Motorists and consumers may not be aware but in a few weeks time gasoline used for private cars, public utility vehicles or PUVs, motorcycles, and farming equipment will have to be blended with 10 percent ethanol.

Not a good move since tens of thousands of “older” vehicles which constitute the greater number of vehicles on the road are not really compatible with E-10 or gasoline with 10 percent ethanol.

Just recently, the National Biofuels Board (NBB) composed of different government agencies, namely the Departments of Energy, Trade and Industry, Agriculture, Agrarian Reform, and the Sugar Regulatory Administration said it would mandate all oil companies to sell only gasoline blended with ethanol. Currently, a few gasoline grades are still ethanol-free and are used by gasoline-fed engines not compatible with a 10 percent ethanol blend.

This is quite a surprising development given that there are several issues on the use of ethanol.  Under the Biofuels Law of 2006, the use of alternative fuels namely ethanol (for gasoline) and coco methyl ester (for diesel) was premised on a simple ideal – lessen the country’s dependence on imported fuels thus increasing our country’s energy security.

However, several years since the implementation of the law, we are still importing significant quantities of ethanol just to meet the current mandate.  It is estimated that current country demand for ethanol is nearly 400 million liters annually with some gasoline grades exempted from ethanol.

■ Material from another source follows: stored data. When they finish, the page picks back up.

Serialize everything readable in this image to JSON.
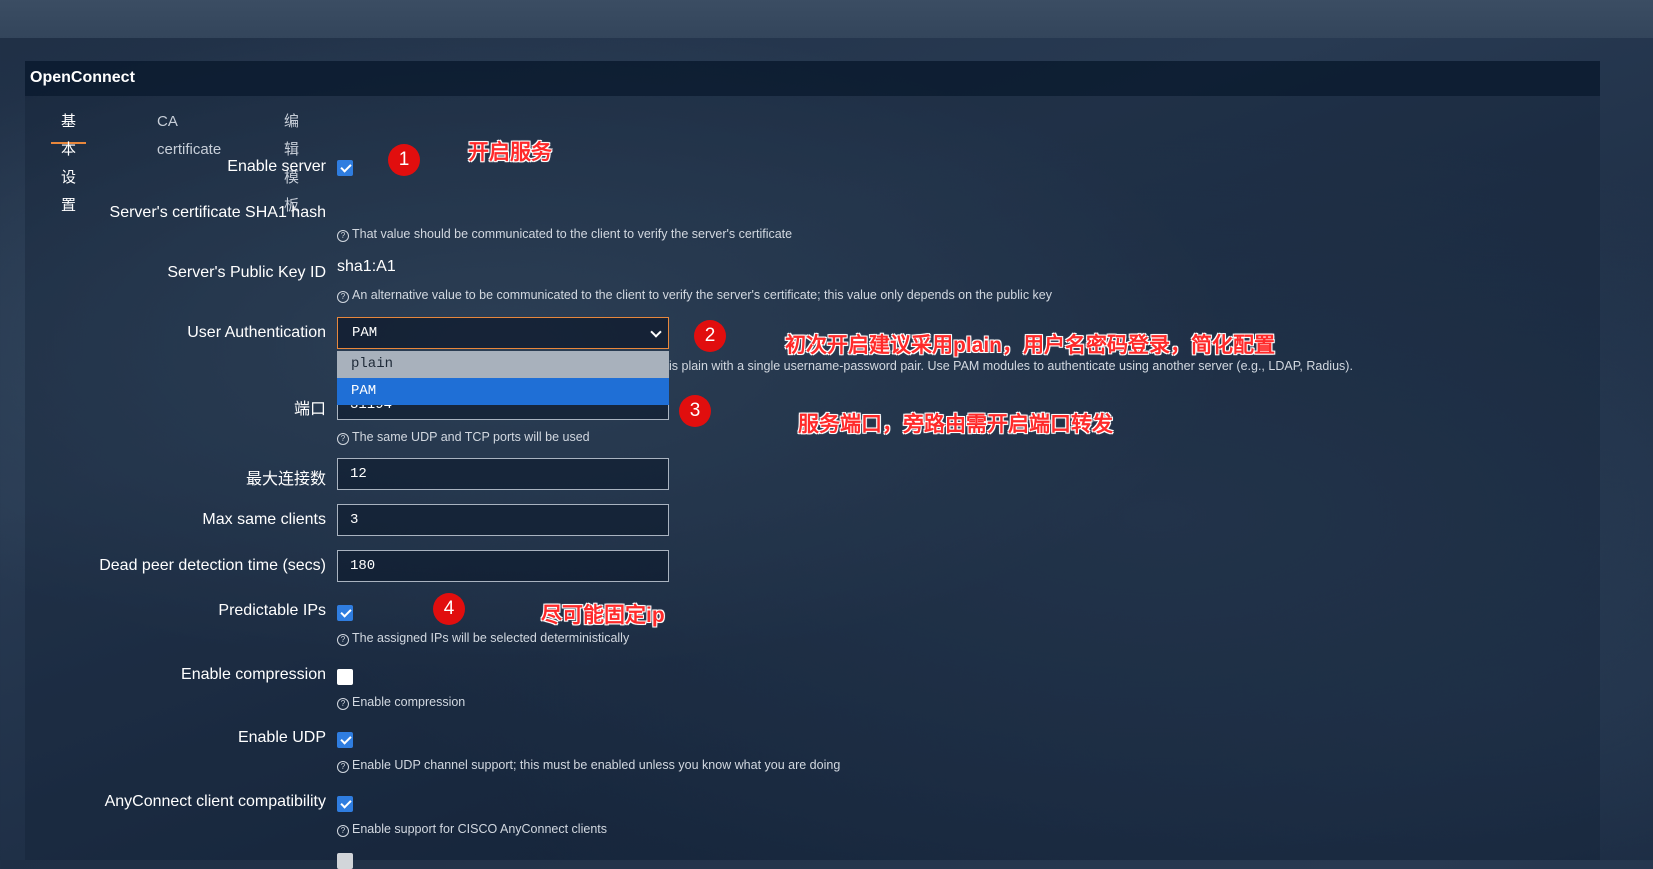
{
  "panel": {
    "title": "OpenConnect"
  },
  "tabs": [
    {
      "label": "基本设置",
      "active": true
    },
    {
      "label": "CA certificate",
      "active": false
    },
    {
      "label": "编辑模板",
      "active": false
    }
  ],
  "fields": {
    "enable_server": {
      "label": "Enable server",
      "checked": true
    },
    "sha1": {
      "label": "Server's certificate SHA1 hash",
      "hint": "That value should be communicated to the client to verify the server's certificate"
    },
    "pubkey": {
      "label": "Server's Public Key ID",
      "value": "sha1:A1",
      "hint": "An alternative value to be communicated to the client to verify the server's certificate; this value only depends on the public key"
    },
    "auth": {
      "label": "User Authentication",
      "value": "PAM",
      "options": [
        "plain",
        "PAM"
      ],
      "hint_visible": "is plain with a single username-password pair. Use PAM modules to authenticate using another server (e.g., LDAP, Radius)."
    },
    "port": {
      "label": "端口",
      "value_partial": "31194",
      "hint": "The same UDP and TCP ports will be used"
    },
    "max_clients": {
      "label": "最大连接数",
      "value": "12"
    },
    "max_same": {
      "label": "Max same clients",
      "value": "3"
    },
    "dpd": {
      "label": "Dead peer detection time (secs)",
      "value": "180"
    },
    "predictable": {
      "label": "Predictable IPs",
      "checked": true,
      "hint": "The assigned IPs will be selected deterministically"
    },
    "compression": {
      "label": "Enable compression",
      "checked": false,
      "hint": "Enable compression"
    },
    "udp": {
      "label": "Enable UDP",
      "checked": true,
      "hint": "Enable UDP channel support; this must be enabled unless you know what you are doing"
    },
    "anyconnect": {
      "label": "AnyConnect client compatibility",
      "checked": true,
      "hint": "Enable support for CISCO AnyConnect clients"
    }
  },
  "annotations": [
    {
      "badge": "1",
      "text": "开启服务"
    },
    {
      "badge": "2",
      "text": "初次开启建议采用plain，用户名密码登录，简化配置"
    },
    {
      "badge": "3",
      "text": "服务端口，旁路由需开启端口转发"
    },
    {
      "badge": "4",
      "text": "尽可能固定ip"
    }
  ],
  "colors": {
    "accent_tab": "#e8873c",
    "checkbox": "#2f7de0",
    "annotation_red": "#ff2a2a",
    "badge_red": "#e10e0e"
  }
}
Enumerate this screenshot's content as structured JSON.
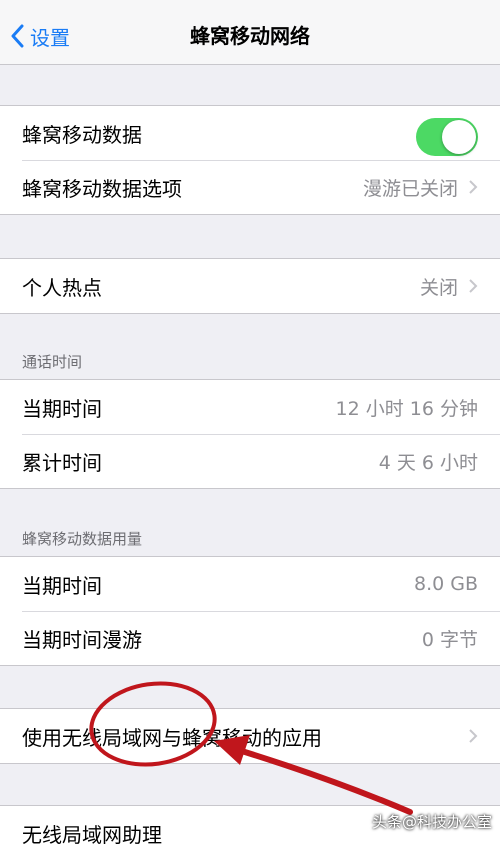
{
  "nav": {
    "back_label": "设置",
    "title": "蜂窝移动网络"
  },
  "group1": {
    "cellular_data_label": "蜂窝移动数据",
    "cellular_data_on": true,
    "cellular_options_label": "蜂窝移动数据选项",
    "cellular_options_value": "漫游已关闭"
  },
  "group2": {
    "hotspot_label": "个人热点",
    "hotspot_value": "关闭"
  },
  "call_time": {
    "header": "通话时间",
    "current_label": "当期时间",
    "current_value": "12 小时 16 分钟",
    "lifetime_label": "累计时间",
    "lifetime_value": "4 天 6 小时"
  },
  "data_usage": {
    "header": "蜂窝移动数据用量",
    "current_label": "当期时间",
    "current_value": "8.0 GB",
    "roaming_label": "当期时间漫游",
    "roaming_value": "0 字节"
  },
  "apps": {
    "label": "使用无线局域网与蜂窝移动的应用"
  },
  "wifi_assist": {
    "label": "无线局域网助理"
  },
  "watermark": "头条@科技办公室",
  "colors": {
    "accent": "#1a7cf5",
    "toggle_on": "#4cd964",
    "annotation": "#c0161c"
  }
}
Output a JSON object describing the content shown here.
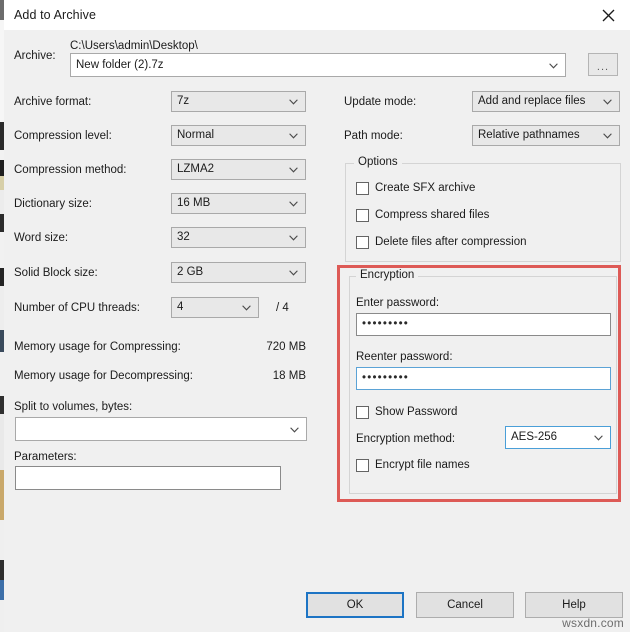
{
  "window": {
    "title": "Add to Archive",
    "close_icon": "close-icon"
  },
  "archive": {
    "label": "Archive:",
    "path_text": "C:\\Users\\admin\\Desktop\\",
    "filename_value": "New folder (2).7z",
    "browse_label": "..."
  },
  "left_column": {
    "archive_format": {
      "label": "Archive format:",
      "value": "7z"
    },
    "compression_level": {
      "label": "Compression level:",
      "value": "Normal"
    },
    "compression_method": {
      "label": "Compression method:",
      "value": "LZMA2"
    },
    "dictionary_size": {
      "label": "Dictionary size:",
      "value": "16 MB"
    },
    "word_size": {
      "label": "Word size:",
      "value": "32"
    },
    "solid_block_size": {
      "label": "Solid Block size:",
      "value": "2 GB"
    },
    "cpu_threads": {
      "label": "Number of CPU threads:",
      "value": "4",
      "total": "/ 4"
    },
    "memory_compressing": {
      "label": "Memory usage for Compressing:",
      "value": "720 MB"
    },
    "memory_decompressing": {
      "label": "Memory usage for Decompressing:",
      "value": "18 MB"
    },
    "split_volumes": {
      "label": "Split to volumes, bytes:",
      "value": ""
    },
    "parameters": {
      "label": "Parameters:",
      "value": ""
    }
  },
  "right_column": {
    "update_mode": {
      "label": "Update mode:",
      "value": "Add and replace files"
    },
    "path_mode": {
      "label": "Path mode:",
      "value": "Relative pathnames"
    },
    "options": {
      "title": "Options",
      "items": [
        {
          "label": "Create SFX archive",
          "checked": false
        },
        {
          "label": "Compress shared files",
          "checked": false
        },
        {
          "label": "Delete files after compression",
          "checked": false
        }
      ]
    },
    "encryption": {
      "title": "Encryption",
      "enter_password_label": "Enter password:",
      "enter_password_value": "•••••••••",
      "reenter_password_label": "Reenter password:",
      "reenter_password_value": "•••••••••",
      "show_password": {
        "label": "Show Password",
        "checked": false
      },
      "encryption_method_label": "Encryption method:",
      "encryption_method_value": "AES-256",
      "encrypt_file_names": {
        "label": "Encrypt file names",
        "checked": false
      }
    }
  },
  "footer": {
    "ok": "OK",
    "cancel": "Cancel",
    "help": "Help"
  },
  "watermark": "wsxdn.com",
  "colors": {
    "highlight_red": "#dd5a56",
    "focus_blue": "#5ba3d6",
    "default_button_blue": "#1d74c4",
    "dialog_bg": "#f0f0f0"
  }
}
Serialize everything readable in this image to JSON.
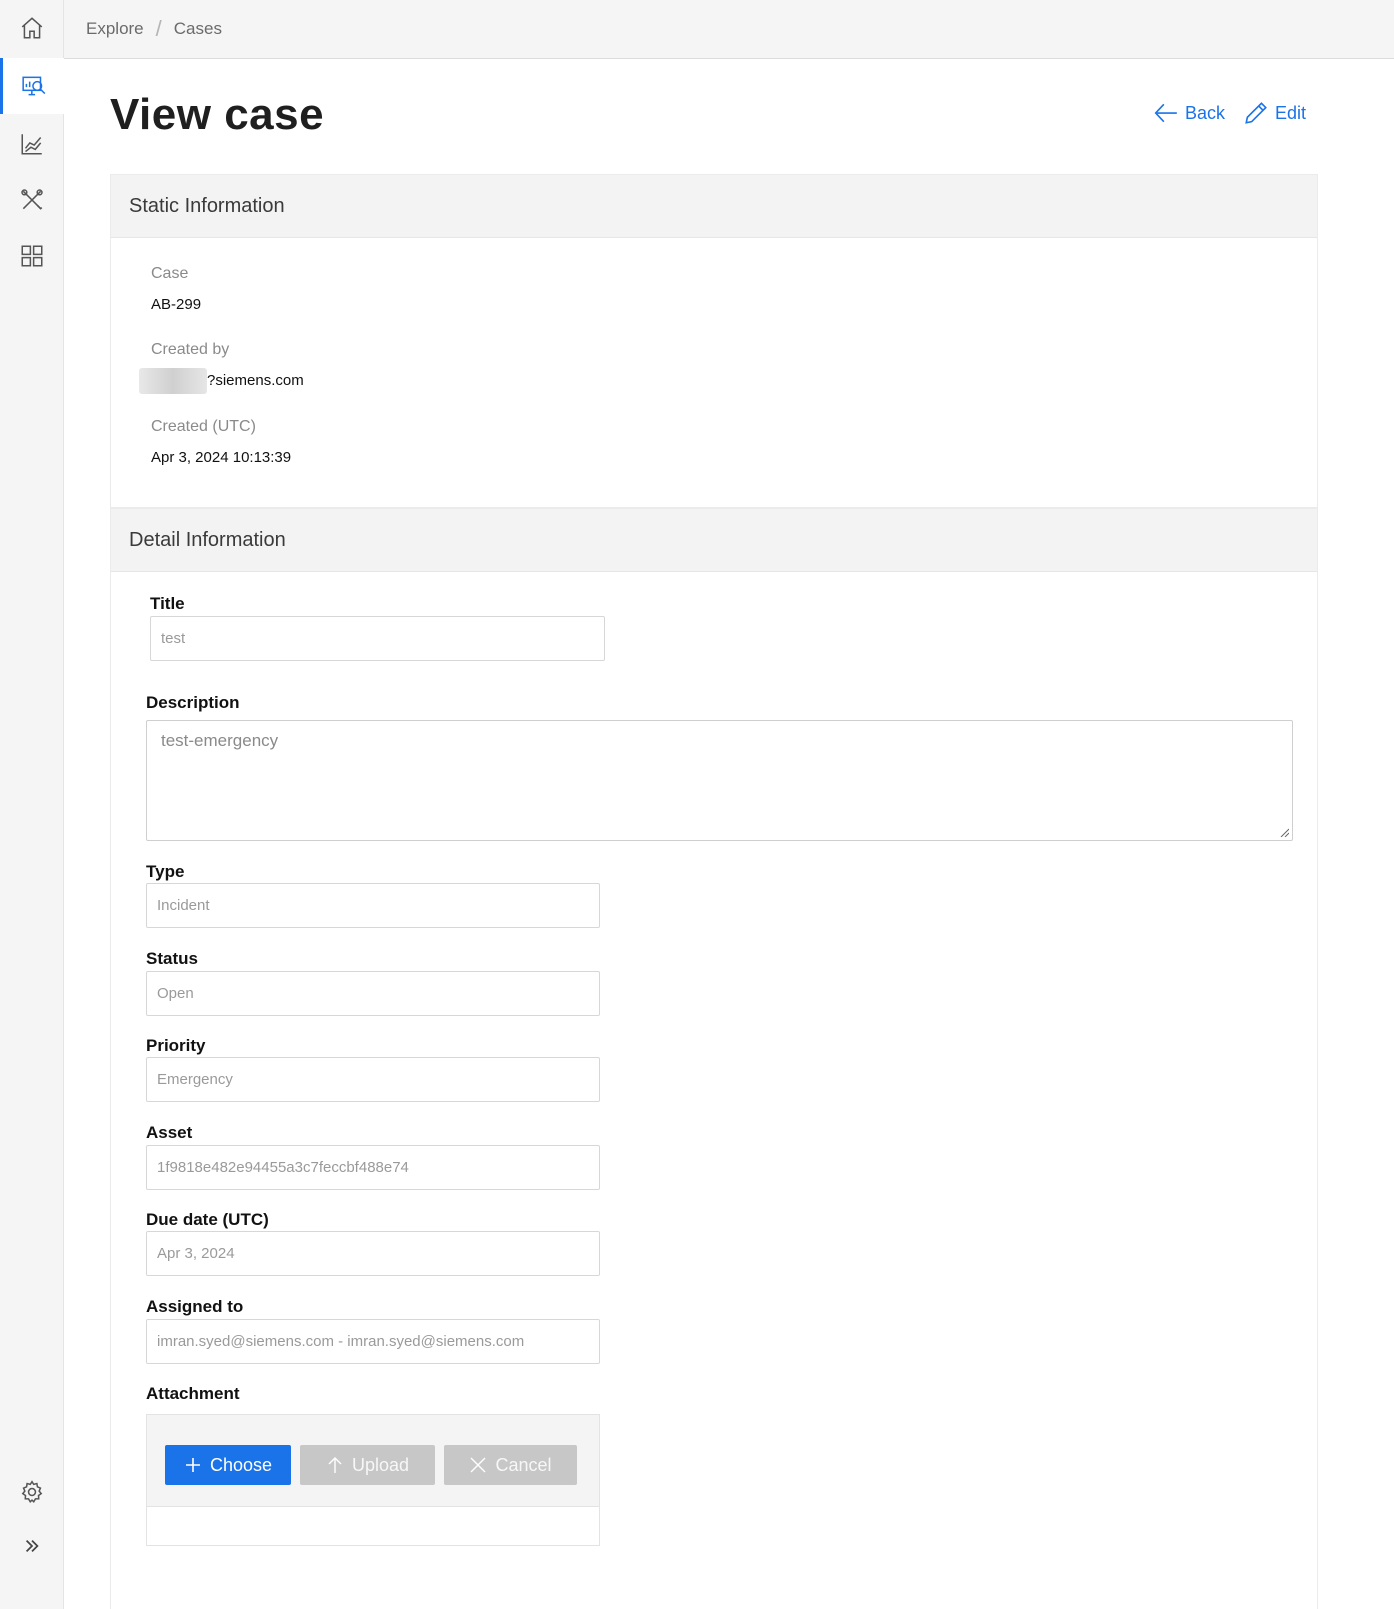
{
  "nav": {
    "items": [
      {
        "name": "home",
        "icon": "home-icon"
      },
      {
        "name": "explore",
        "icon": "monitor-search-icon",
        "active": true
      },
      {
        "name": "analytics",
        "icon": "line-chart-icon"
      },
      {
        "name": "tools",
        "icon": "tools-icon"
      },
      {
        "name": "apps",
        "icon": "grid-icon"
      }
    ],
    "bottom": [
      {
        "name": "settings",
        "icon": "gear-icon"
      },
      {
        "name": "expand",
        "icon": "double-chevron-right-icon"
      }
    ]
  },
  "breadcrumb": {
    "items": [
      "Explore",
      "Cases"
    ],
    "separator": "/"
  },
  "header": {
    "title": "View case",
    "back_label": "Back",
    "edit_label": "Edit"
  },
  "static_info": {
    "heading": "Static Information",
    "case_label": "Case",
    "case_value": "AB-299",
    "created_by_label": "Created by",
    "created_by_value": "?siemens.com",
    "created_label": "Created (UTC)",
    "created_value": "Apr 3, 2024 10:13:39"
  },
  "detail_info": {
    "heading": "Detail Information",
    "title_label": "Title",
    "title_value": "test",
    "description_label": "Description",
    "description_value": "test-emergency",
    "type_label": "Type",
    "type_value": "Incident",
    "status_label": "Status",
    "status_value": "Open",
    "priority_label": "Priority",
    "priority_value": "Emergency",
    "asset_label": "Asset",
    "asset_value": "1f9818e482e94455a3c7feccbf488e74",
    "due_label": "Due date (UTC)",
    "due_value": "Apr 3, 2024",
    "assigned_label": "Assigned to",
    "assigned_value": "imran.syed@siemens.com - imran.syed@siemens.com",
    "attachment_label": "Attachment",
    "choose_label": "Choose",
    "upload_label": "Upload",
    "cancel_label": "Cancel"
  },
  "colors": {
    "accent": "#1a73e8",
    "disabled": "#c7c7c7",
    "panel_header": "#f3f3f3"
  }
}
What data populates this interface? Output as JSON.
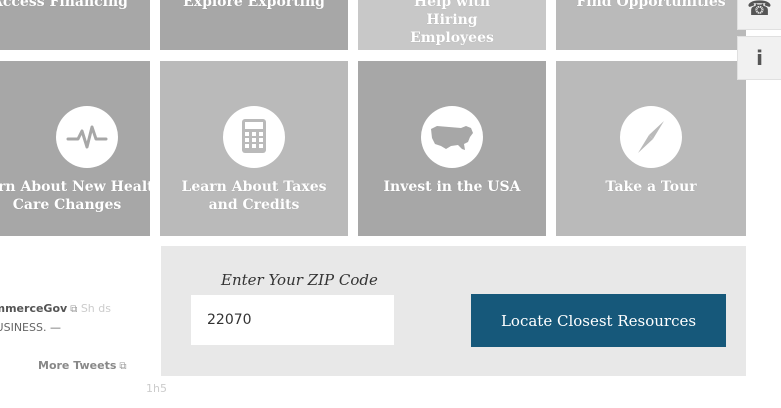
{
  "tiles_top": [
    {
      "label": "Access Financing"
    },
    {
      "label": "Explore Exporting"
    },
    {
      "label": "Help with Hiring Employees"
    },
    {
      "label": "Find Opportunities"
    }
  ],
  "tiles_main": [
    {
      "label": "Learn About New Health Care Changes",
      "icon": "heartbeat-icon"
    },
    {
      "label": "Learn About Taxes and Credits",
      "icon": "calculator-icon"
    },
    {
      "label": "Invest in the USA",
      "icon": "usa-map-icon"
    },
    {
      "label": "Take a Tour",
      "icon": "compass-icon"
    }
  ],
  "side_tabs": {
    "phone": "☎",
    "info": "i"
  },
  "zip": {
    "label": "Enter Your ZIP Code",
    "value": "22070",
    "button": "Locate Closest Resources"
  },
  "tweets": {
    "handle": "@CommerceGov",
    "snippet": "BUSINESS. —",
    "more": "More Tweets",
    "faint": "Sh ds",
    "bottom": "1h5"
  },
  "colors": {
    "tile_dark": "#a7a7a7",
    "tile_light": "#bababa",
    "tile_lighter": "#c8c8c8",
    "button": "#16587a",
    "panel": "#e8e8e8"
  }
}
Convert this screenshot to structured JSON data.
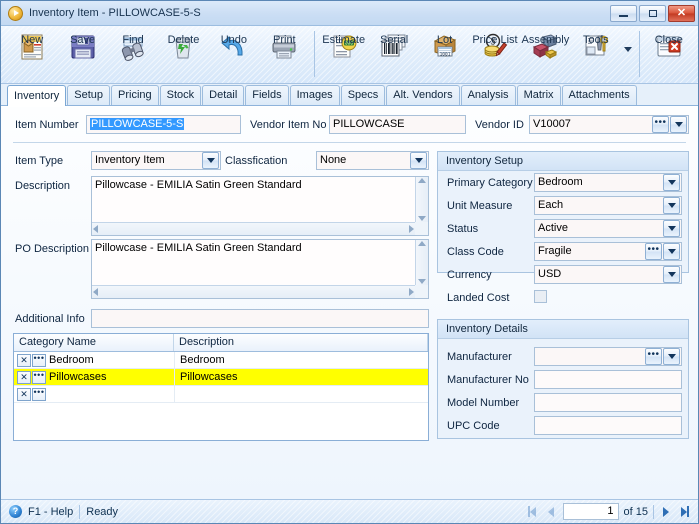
{
  "window": {
    "title": "Inventory Item - PILLOWCASE-5-S",
    "icon": "play-circle-icon",
    "controls": {
      "minimize": "minimize-button",
      "maximize": "maximize-button",
      "close": "close-button"
    }
  },
  "toolbar": {
    "buttons": [
      {
        "label": "New",
        "icon": "new-document-icon"
      },
      {
        "label": "Save",
        "icon": "floppy-disk-icon"
      },
      {
        "label": "Find",
        "icon": "binoculars-icon"
      },
      {
        "label": "Delete",
        "icon": "trash-recycle-icon"
      },
      {
        "label": "Undo",
        "icon": "undo-arrow-icon"
      },
      {
        "label": "Print",
        "icon": "printer-icon"
      },
      {
        "label": "Estimate",
        "icon": "estimate-calculator-icon"
      },
      {
        "label": "Serial",
        "icon": "barcode-serial-icon"
      },
      {
        "label": "Lot",
        "icon": "lot-box-icon"
      },
      {
        "label": "Price List",
        "icon": "price-tag-dollar-icon"
      },
      {
        "label": "Assembly",
        "icon": "assembly-blocks-icon"
      },
      {
        "label": "Tools",
        "icon": "tools-wrench-icon",
        "has_dropdown": true
      },
      {
        "label": "Close",
        "icon": "close-window-icon"
      }
    ]
  },
  "tabs": [
    {
      "label": "Inventory",
      "active": true
    },
    {
      "label": "Setup",
      "active": false
    },
    {
      "label": "Pricing",
      "active": false
    },
    {
      "label": "Stock",
      "active": false
    },
    {
      "label": "Detail",
      "active": false
    },
    {
      "label": "Fields",
      "active": false
    },
    {
      "label": "Images",
      "active": false
    },
    {
      "label": "Specs",
      "active": false
    },
    {
      "label": "Alt. Vendors",
      "active": false
    },
    {
      "label": "Analysis",
      "active": false
    },
    {
      "label": "Matrix",
      "active": false
    },
    {
      "label": "Attachments",
      "active": false
    }
  ],
  "form": {
    "item_number": {
      "label": "Item Number",
      "value": "PILLOWCASE-5-S",
      "selected": true
    },
    "vendor_item_no": {
      "label": "Vendor Item No",
      "value": "PILLOWCASE"
    },
    "vendor_id": {
      "label": "Vendor ID",
      "value": "V10007"
    },
    "item_type": {
      "label": "Item Type",
      "value": "Inventory Item"
    },
    "classification": {
      "label": "Classfication",
      "value": "None"
    },
    "description": {
      "label": "Description",
      "value": "Pillowcase - EMILIA Satin Green Standard"
    },
    "po_description": {
      "label": "PO Description",
      "value": "Pillowcase - EMILIA Satin Green Standard"
    },
    "additional_info": {
      "label": "Additional Info",
      "value": ""
    }
  },
  "inventory_setup": {
    "title": "Inventory Setup",
    "primary_category": {
      "label": "Primary Category",
      "value": "Bedroom"
    },
    "unit_measure": {
      "label": "Unit Measure",
      "value": "Each"
    },
    "status": {
      "label": "Status",
      "value": "Active"
    },
    "class_code": {
      "label": "Class Code",
      "value": "Fragile"
    },
    "currency": {
      "label": "Currency",
      "value": "USD"
    },
    "landed_cost": {
      "label": "Landed Cost",
      "checked": false
    }
  },
  "inventory_details": {
    "title": "Inventory Details",
    "manufacturer": {
      "label": "Manufacturer",
      "value": ""
    },
    "manufacturer_no": {
      "label": "Manufacturer No",
      "value": ""
    },
    "model_number": {
      "label": "Model Number",
      "value": ""
    },
    "upc_code": {
      "label": "UPC Code",
      "value": ""
    }
  },
  "category_grid": {
    "columns": [
      "Category Name",
      "Description"
    ],
    "rows": [
      {
        "name": "Bedroom",
        "description": "Bedroom",
        "highlighted": false
      },
      {
        "name": "Pillowcases",
        "description": "Pillowcases",
        "highlighted": true
      },
      {
        "name": "",
        "description": "",
        "highlighted": false
      }
    ],
    "row_buttons": {
      "delete": "X",
      "lookup": "..."
    }
  },
  "statusbar": {
    "help": "F1 - Help",
    "status": "Ready",
    "record_number": "1",
    "of_text": "of 15",
    "nav": {
      "first": "first-record-button",
      "previous": "previous-record-button",
      "next": "next-record-button",
      "last": "last-record-button"
    }
  },
  "colors": {
    "titlebar": "#cbdef4",
    "accent_blue": "#2f6fb5",
    "highlight_row": "#ffff00",
    "selection_blue": "#3399ff",
    "close_red": "#c23a22"
  }
}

Actual local ethanol production is less than 15 percent or only 60 million liters, a whopping shortfall of nearly 340 million liters which have to be imported.  Once government mandates that all gasolines be blended with 10 percent ethanol, this shortfall will only grow bigger.

In essence, we are just replacing imported gasoline with imported ethanol.  How does this contribute to our energy security?

Another issue is price.  Did you know that the government mandates all oil companies to first exhaust all local ethanol supply before allowing ethanol imports?  Problem is local ethanol prices are significantly higher than imported ethanol by nearly 50 percent based on 2012 figures.  Local ethanol prices averaged about P45 per liter as opposed to imported ethanol which was priced at P30 per liter. This would indicate a glaring inefficiency among local ethanol producers who still can’t compete with imports despite having a captive market and a government mandate. 

By mandating oil companies to buy local first, isn’t government passing on the additional price burden to consumers?

It also begs the question: if there is a significant shortfall, why is government pushing for the 10 percent ethanol mandate?  Who stands to gain?  Given the significant price differential between imported and local ethanol, should we look for other avenues to help our fledgling ethanol industry instead of passing on the burden directly to consumers? 

Government should thoroughly study the issues first before they mandate an increase in ethanol use.

The fact is that our sugar industry, the main source of domestic ethanol, is not ready to commit a certain amount of their sugar production for ethanol use. There are even times when domestic sugar production is not even enough to meet local food needs.